Nigerian Government Loses N200b Yearly to Cotonou, Others due to Import Diversion of Vehicles. Ban on land border will increase import duty earned
Diversion of imported vehicles to ports of nearby countries especially Port of Cotonou in Benin republic may be costing the Federal Government of Nigeria about N200 billion yearly.
This is figure represents the value of tariff that ought to have accrued to government had the vehicles been imported via the Nigerian Customs Service (NCS) to Nigerian ports experts say.
The NCS is in charge of revenue collection for government through paid duties and prevention of smuggling.
Many Nigerian importers are lured to the Port of Cotonou due to lower customs duty on vehicles and other imports.
This is the reason why the Managing Director of Ports and Terminal Multiservice Limited (PTML), Ascanio Russo supported the ban on vehicle importation across land borders the Federal Government recently imposed.
PTML is the leading dedicated Roll-On-Roll-Off (RORO) terminal in charge of the largest volume of vehicles imported into Nigeria.
Russo said the company’s operations suffered a loss of more than 80 per cent of its cargo volume due to astronomical hike in the import duties of vehicles. He was hopeful that the government may want to go further and lower the level of duties applied on used vehicles to make them affordable for Nigerians.

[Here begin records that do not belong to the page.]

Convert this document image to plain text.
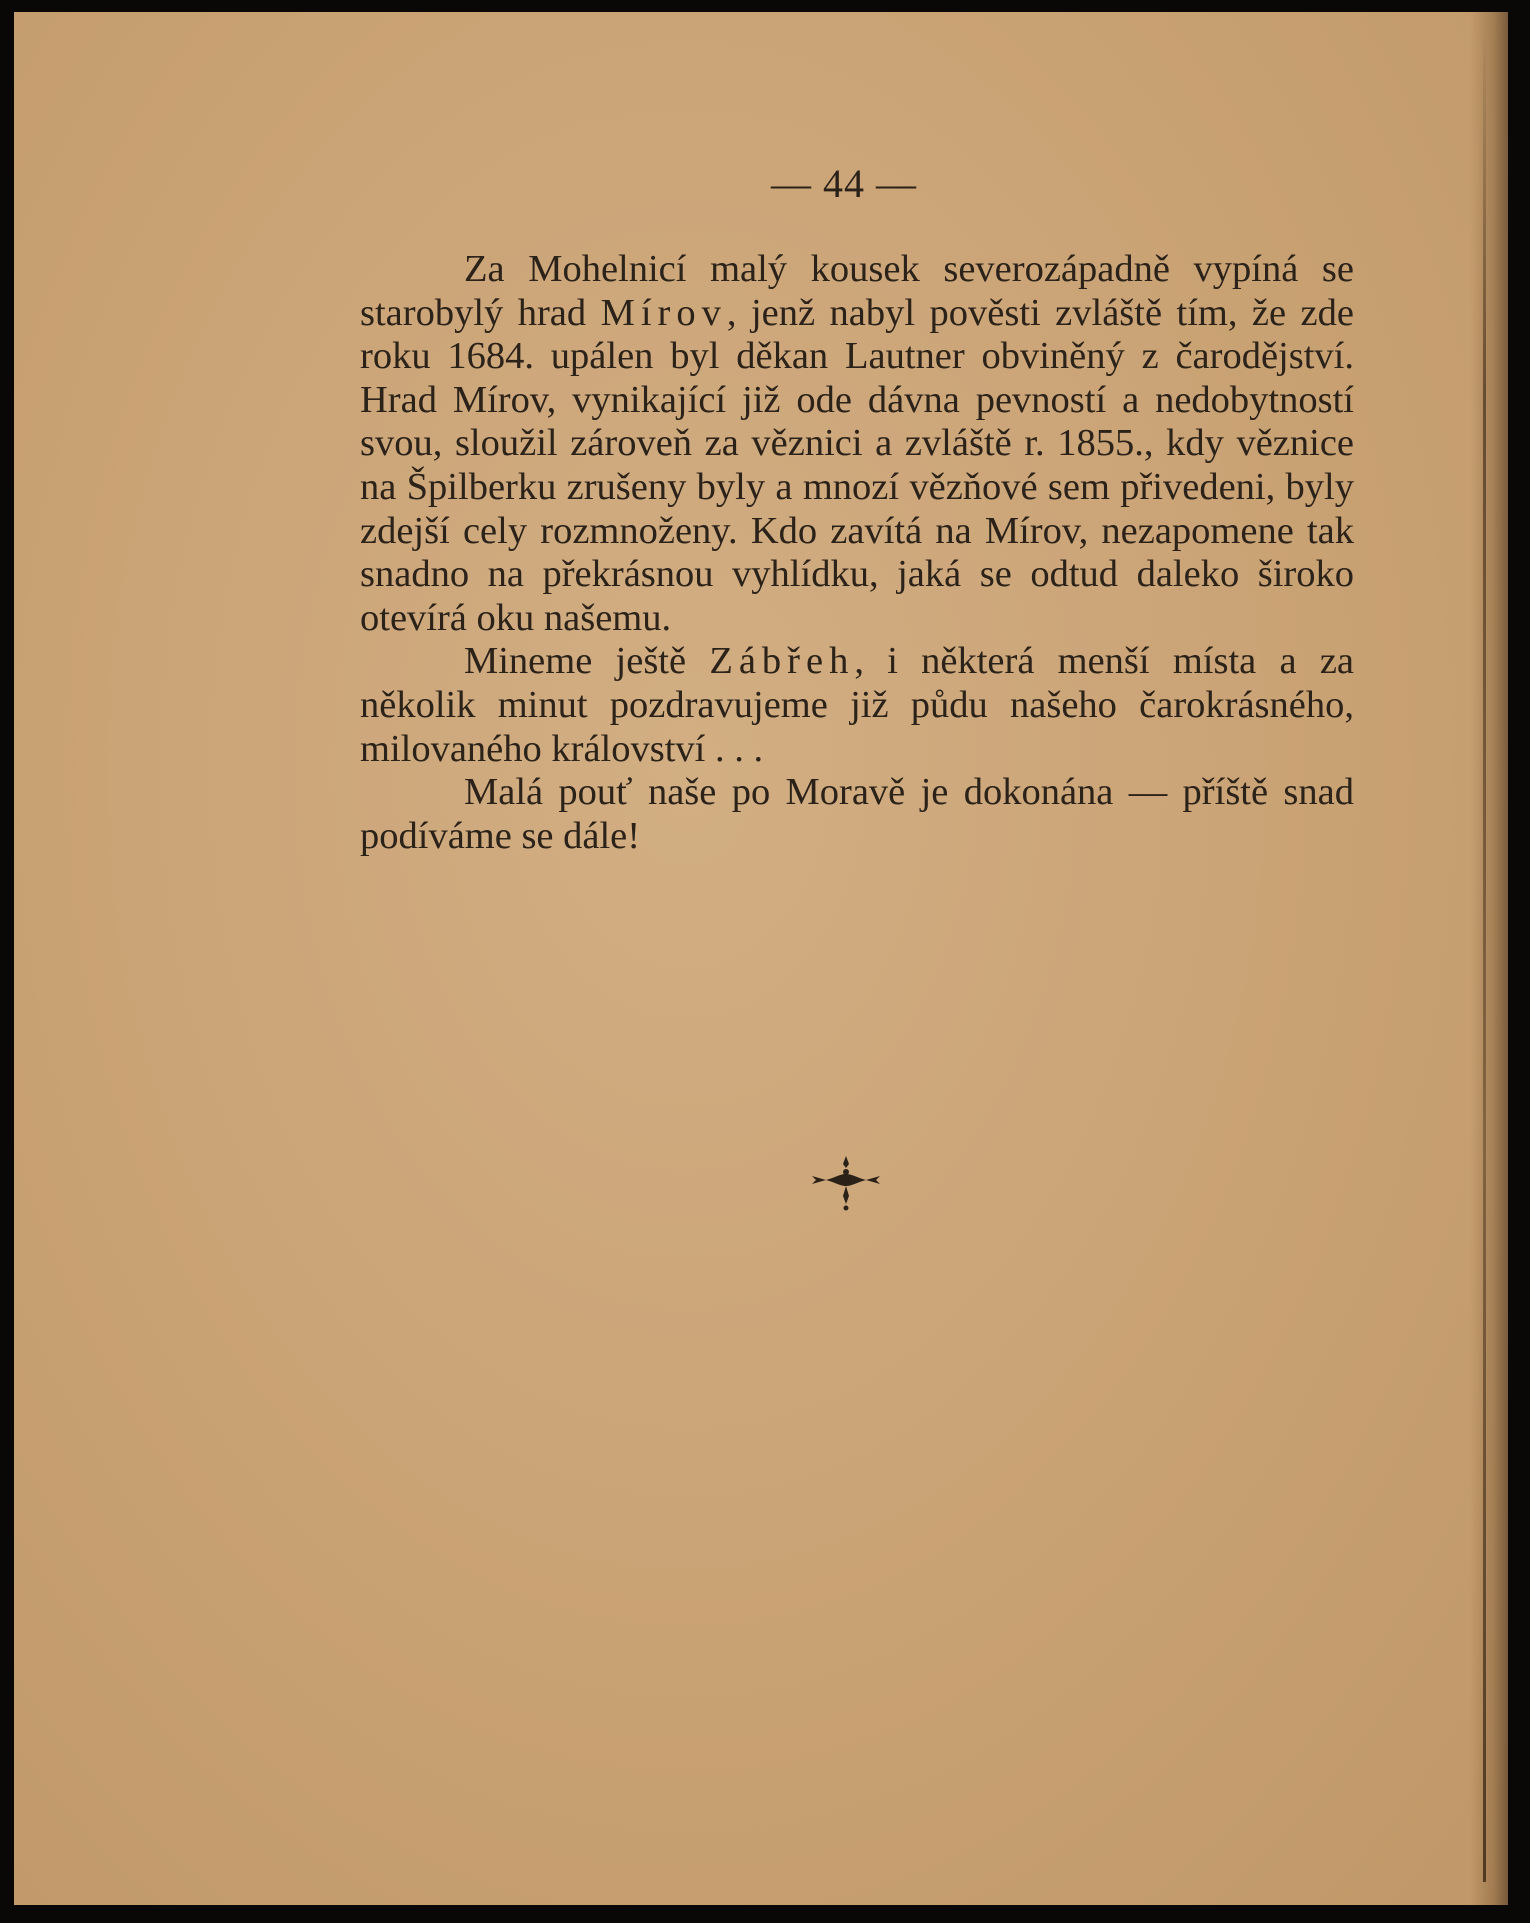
— 44 —

Za Mohelnicí malý kousek severozápadně vypíná se starobylý hrad Mírov, jenž nabyl pověsti zvláště tím, že zde roku 1684. upálen byl děkan Lautner obviněný z čarodějství. Hrad Mírov, vynikající již ode dávna pevností a nedobytností svou, sloužil zároveň za věznici a zvláště r. 1855., kdy věznice na Špilberku zrušeny byly a mnozí vězňové sem přivedeni, byly zdejší cely rozmnoženy. Kdo zavítá na Mírov, nezapomene tak snadno na překrásnou vyhlídku, jaká se odtud daleko široko otevírá oku našemu.

Mineme ještě Zábřeh, i některá menší místa a za několik minut pozdravujeme již půdu našeho čarokrásného, milovaného království . . .

Malá pouť naše po Moravě je dokonána — příště snad podíváme se dále!
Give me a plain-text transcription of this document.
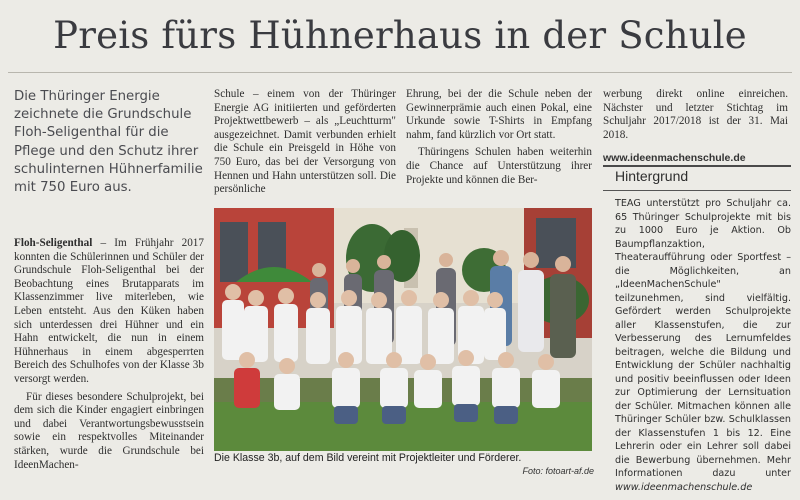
Preis fürs Hühnerhaus in der Schule
Die Thüringer Energie zeichnete die Grundschule Floh-Seligenthal für die Pflege und den Schutz ihrer schulinternen Hühnerfamilie mit 750 Euro aus.

Floh-Seligenthal – Im Frühjahr 2017 konnten die Schülerinnen und Schüler der Grundschule Floh-Seligenthal bei der Beobachtung eines Brutapparats im Klassenzimmer live miterleben, wie Leben entsteht. Aus den Küken haben sich unterdessen drei Hühner und ein Hahn entwickelt, die nun in einem Hühnerhaus in einem abgesperrten Bereich des Schulhofes von der Klasse 3b versorgt werden.

Für dieses besondere Schulprojekt, bei dem sich die Kinder engagiert einbringen und dabei Verantwortungsbewusstsein sowie ein respektvolles Miteinander stärken, wurde die Grundschule bei IdeenMachen-

Schule – einem von der Thüringer Energie AG initiierten und geförderten Projektwettbewerb – als „Leuchtturm" ausgezeichnet. Damit verbunden erhielt die Schule ein Preisgeld in Höhe von 750 Euro, das bei der Versorgung von Hennen und Hahn unterstützen soll. Die persönliche

Ehrung, bei der die Schule neben der Gewinnerprämie auch einen Pokal, eine Urkunde sowie T-Shirts in Empfang nahm, fand kürzlich vor Ort statt.

Thüringens Schulen haben weiterhin die Chance auf Unterstützung ihrer Projekte und können die Ber-

werbung direkt online einreichen. Nächster und letzter Stichtag im Schuljahr 2017/2018 ist der 31. Mai 2018.

www.ideenmachenschule.de
Hintergrund
TEAG unterstützt pro Schuljahr ca. 65 Thüringer Schulprojekte mit bis zu 1000 Euro je Aktion. Ob Baumpflanzaktion, Theateraufführung oder Sportfest – die Möglichkeiten, an „IdeenMachenSchule" teilzunehmen, sind vielfältig. Gefördert werden Schulprojekte aller Klassenstufen, die zur Verbesserung des Lernumfeldes beitragen, welche die Bildung und Entwicklung der Schüler nachhaltig und positiv beeinflussen oder Ideen zur Optimierung der Lernsituation der Schüler. Mitmachen können alle Thüringer Schüler bzw. Schulklassen der Klassenstufen 1 bis 12. Eine Lehrerin oder ein Lehrer soll dabei die Bewerbung übernehmen. Mehr Informationen dazu unter www.ideenmachenschule.de
Die Klasse 3b, auf dem Bild vereint mit Projektleiter und Förderer.
Foto: fotoart-af.de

The vehicle import duty rose 10% to 35% and the imposition of an additional 35% surcharge under the Jonathan administration and this caused the diversion of Nigerian-bound vehicles to neighbouring countries’ ports and more smuggling.
Chairman, Seaport Terminal Operators Association of Nigeria (STAON), Princess Vicky Haastrup said, since the introduction of the high tariff, importers have been landing their vehicles at the ports of nearby countries and smuggling them into Nigeria without paying appropriate duties to government, causing huge loss of revenue to Customs.
The hike had led to loss of more 5,000 direct and indirect jobs at the port affected.
Managing Director of Nigerian Ports Authority (NPA), Hadiza Usman, said the Nigerian ports are able to have seamless operations of increased traffic due to the ban.
Dwindling traffic that we are seeing was because of some of the government policies on importation of new cars. The ban through the land borders will increase port activities and the mechanisms in place won’t result in form any bottleneck.
Terminal operators are ready to take up the traffic on vehicle importation via the ports.